CRUSADE: Guidelines Still Not Being Followed for ACS
By Pat French

According to a new analysis from an ongoing national registry, people with chest pain and certain types of heart attacks still are not receiving the treatments recommended by practice guidelines, even though such treatments can save lives.

Since 2000, the American Heart Association and American College of Cardiology have had guidelines in place that outline the recommended treatment strategies for patients with unstable angina and heart attacks without ST-segment elevation on the electrocardiogram, collectively known as non-ST elevation acute coronary syndromes. The guidelines call for early diagnosis and aggressive treatment of these patients, which generally includes an angiogram; drugs to prevent blood clotting and to relieve pain; and angioplasty, stenting, or bypass surgery if appropriate.

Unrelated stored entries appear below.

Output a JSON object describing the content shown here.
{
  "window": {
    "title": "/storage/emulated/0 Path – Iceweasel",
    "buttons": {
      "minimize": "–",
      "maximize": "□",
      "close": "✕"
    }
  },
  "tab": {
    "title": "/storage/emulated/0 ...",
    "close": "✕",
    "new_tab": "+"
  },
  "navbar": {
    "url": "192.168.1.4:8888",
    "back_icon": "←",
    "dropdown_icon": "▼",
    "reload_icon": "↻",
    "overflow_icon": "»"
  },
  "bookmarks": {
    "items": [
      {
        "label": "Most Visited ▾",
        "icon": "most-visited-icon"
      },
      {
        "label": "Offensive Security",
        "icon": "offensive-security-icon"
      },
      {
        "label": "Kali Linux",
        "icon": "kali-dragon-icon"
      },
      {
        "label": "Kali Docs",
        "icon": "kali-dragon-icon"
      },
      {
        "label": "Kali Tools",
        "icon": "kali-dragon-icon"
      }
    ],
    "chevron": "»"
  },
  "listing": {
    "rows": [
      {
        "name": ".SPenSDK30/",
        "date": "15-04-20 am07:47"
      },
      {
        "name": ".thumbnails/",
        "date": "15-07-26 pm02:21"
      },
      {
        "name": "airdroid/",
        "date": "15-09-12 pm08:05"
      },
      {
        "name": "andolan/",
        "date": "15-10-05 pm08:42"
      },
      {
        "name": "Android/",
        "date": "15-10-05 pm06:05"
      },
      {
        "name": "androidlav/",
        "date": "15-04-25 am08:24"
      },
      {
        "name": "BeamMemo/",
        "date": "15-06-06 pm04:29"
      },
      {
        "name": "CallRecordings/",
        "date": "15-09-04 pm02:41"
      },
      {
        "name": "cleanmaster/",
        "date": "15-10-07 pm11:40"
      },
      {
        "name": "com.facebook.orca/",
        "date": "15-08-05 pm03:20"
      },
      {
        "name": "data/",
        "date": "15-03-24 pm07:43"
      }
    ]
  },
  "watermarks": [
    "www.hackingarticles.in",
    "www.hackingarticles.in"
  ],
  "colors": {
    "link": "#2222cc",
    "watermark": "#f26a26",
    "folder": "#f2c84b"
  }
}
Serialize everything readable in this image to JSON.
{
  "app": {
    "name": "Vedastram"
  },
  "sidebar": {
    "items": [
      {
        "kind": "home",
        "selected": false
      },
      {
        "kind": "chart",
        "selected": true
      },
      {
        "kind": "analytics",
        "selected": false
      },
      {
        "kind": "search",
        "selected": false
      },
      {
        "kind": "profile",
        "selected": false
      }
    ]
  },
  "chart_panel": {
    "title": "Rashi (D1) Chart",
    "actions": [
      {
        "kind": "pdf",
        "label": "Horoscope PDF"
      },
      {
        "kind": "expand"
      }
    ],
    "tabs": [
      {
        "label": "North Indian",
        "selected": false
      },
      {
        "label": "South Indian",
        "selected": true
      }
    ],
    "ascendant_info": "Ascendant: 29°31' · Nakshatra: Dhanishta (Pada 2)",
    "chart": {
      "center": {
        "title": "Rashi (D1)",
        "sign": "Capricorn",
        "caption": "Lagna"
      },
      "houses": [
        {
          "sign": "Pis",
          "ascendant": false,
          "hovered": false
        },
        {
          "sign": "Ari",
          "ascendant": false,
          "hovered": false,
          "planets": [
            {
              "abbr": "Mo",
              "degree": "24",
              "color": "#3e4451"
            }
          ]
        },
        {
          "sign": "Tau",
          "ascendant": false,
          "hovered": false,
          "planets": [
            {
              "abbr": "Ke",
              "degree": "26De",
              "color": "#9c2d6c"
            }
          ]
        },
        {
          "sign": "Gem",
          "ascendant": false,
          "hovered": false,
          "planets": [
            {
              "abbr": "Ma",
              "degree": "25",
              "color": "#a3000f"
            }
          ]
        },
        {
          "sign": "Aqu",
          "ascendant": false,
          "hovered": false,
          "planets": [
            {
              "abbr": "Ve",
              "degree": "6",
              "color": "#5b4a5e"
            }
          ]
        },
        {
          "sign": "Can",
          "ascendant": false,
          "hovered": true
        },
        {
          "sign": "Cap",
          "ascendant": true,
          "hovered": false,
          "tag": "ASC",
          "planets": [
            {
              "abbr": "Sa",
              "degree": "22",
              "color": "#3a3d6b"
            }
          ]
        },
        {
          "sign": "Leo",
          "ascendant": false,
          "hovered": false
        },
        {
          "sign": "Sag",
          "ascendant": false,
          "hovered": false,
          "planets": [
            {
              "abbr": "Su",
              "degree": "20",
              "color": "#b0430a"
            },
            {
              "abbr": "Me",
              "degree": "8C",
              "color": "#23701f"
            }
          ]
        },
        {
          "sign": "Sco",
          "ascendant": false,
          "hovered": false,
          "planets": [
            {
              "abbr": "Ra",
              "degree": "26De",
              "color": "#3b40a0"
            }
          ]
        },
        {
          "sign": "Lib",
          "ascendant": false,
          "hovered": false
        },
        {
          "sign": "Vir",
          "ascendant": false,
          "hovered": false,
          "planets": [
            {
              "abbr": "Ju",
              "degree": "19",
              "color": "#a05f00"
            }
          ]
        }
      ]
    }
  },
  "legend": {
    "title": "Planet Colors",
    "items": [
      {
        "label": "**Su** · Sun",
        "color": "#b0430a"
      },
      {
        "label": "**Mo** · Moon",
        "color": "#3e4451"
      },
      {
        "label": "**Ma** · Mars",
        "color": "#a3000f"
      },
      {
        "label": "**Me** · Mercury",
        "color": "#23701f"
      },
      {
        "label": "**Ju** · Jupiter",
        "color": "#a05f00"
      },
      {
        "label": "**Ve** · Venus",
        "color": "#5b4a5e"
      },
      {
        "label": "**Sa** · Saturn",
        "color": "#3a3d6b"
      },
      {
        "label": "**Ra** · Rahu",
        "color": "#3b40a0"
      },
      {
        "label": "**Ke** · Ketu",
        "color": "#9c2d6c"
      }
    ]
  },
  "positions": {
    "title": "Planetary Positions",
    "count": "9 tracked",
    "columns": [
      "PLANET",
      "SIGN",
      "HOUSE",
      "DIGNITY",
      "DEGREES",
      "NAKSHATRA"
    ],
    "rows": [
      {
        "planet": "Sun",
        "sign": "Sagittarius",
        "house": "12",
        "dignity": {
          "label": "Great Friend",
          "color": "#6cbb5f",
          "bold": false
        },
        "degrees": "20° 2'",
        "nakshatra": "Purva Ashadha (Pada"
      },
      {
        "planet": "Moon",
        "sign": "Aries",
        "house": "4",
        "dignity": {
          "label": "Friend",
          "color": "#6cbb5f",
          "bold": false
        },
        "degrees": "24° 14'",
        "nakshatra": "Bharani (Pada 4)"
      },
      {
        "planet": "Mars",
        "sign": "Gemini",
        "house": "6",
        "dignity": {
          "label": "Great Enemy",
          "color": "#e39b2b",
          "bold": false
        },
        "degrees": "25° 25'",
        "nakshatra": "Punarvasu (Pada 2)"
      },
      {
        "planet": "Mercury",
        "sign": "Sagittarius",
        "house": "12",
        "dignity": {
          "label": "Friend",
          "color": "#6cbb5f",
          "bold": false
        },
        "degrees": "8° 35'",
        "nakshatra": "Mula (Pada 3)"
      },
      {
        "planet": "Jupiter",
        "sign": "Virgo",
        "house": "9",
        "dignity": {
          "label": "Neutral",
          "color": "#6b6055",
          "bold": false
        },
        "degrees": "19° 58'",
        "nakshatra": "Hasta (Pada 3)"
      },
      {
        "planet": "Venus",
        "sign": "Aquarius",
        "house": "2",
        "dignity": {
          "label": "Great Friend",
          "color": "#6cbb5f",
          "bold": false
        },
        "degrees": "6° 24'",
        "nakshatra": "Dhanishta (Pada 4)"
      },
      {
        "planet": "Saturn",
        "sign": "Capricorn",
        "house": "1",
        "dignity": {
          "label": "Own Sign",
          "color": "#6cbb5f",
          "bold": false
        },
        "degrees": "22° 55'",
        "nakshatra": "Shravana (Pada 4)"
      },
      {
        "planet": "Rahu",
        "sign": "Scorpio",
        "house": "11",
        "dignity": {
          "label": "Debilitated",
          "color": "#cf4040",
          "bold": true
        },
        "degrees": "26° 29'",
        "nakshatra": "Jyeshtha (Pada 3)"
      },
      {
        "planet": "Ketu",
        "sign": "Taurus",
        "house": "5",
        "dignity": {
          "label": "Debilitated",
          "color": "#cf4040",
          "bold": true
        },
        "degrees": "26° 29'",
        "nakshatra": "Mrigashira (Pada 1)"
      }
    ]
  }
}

How well U.S. hospitals are following these guidelines and how the outcomes of their patients may be affected as a result are at the heart of the CRUSADE* initiative, a collaboration of investigators across the United States. Since 2001, the CRUSADE project has collected information on more than 118,000 patients in hundreds of hospitals.

The new analysis, by Dr. Deepak Bhatt of the Cleveland Clinic and colleagues at the DCRI, the University of North Carolina at Chapel Hill, and investigators at 11 other centers, focused on the care of 17,926 high-risk CRUSADE patients treated at 248 U.S. hospitals able to perform angioplasty and bypass surgery. The results appear in the November 3 issue of the Journal of the American Medical Association.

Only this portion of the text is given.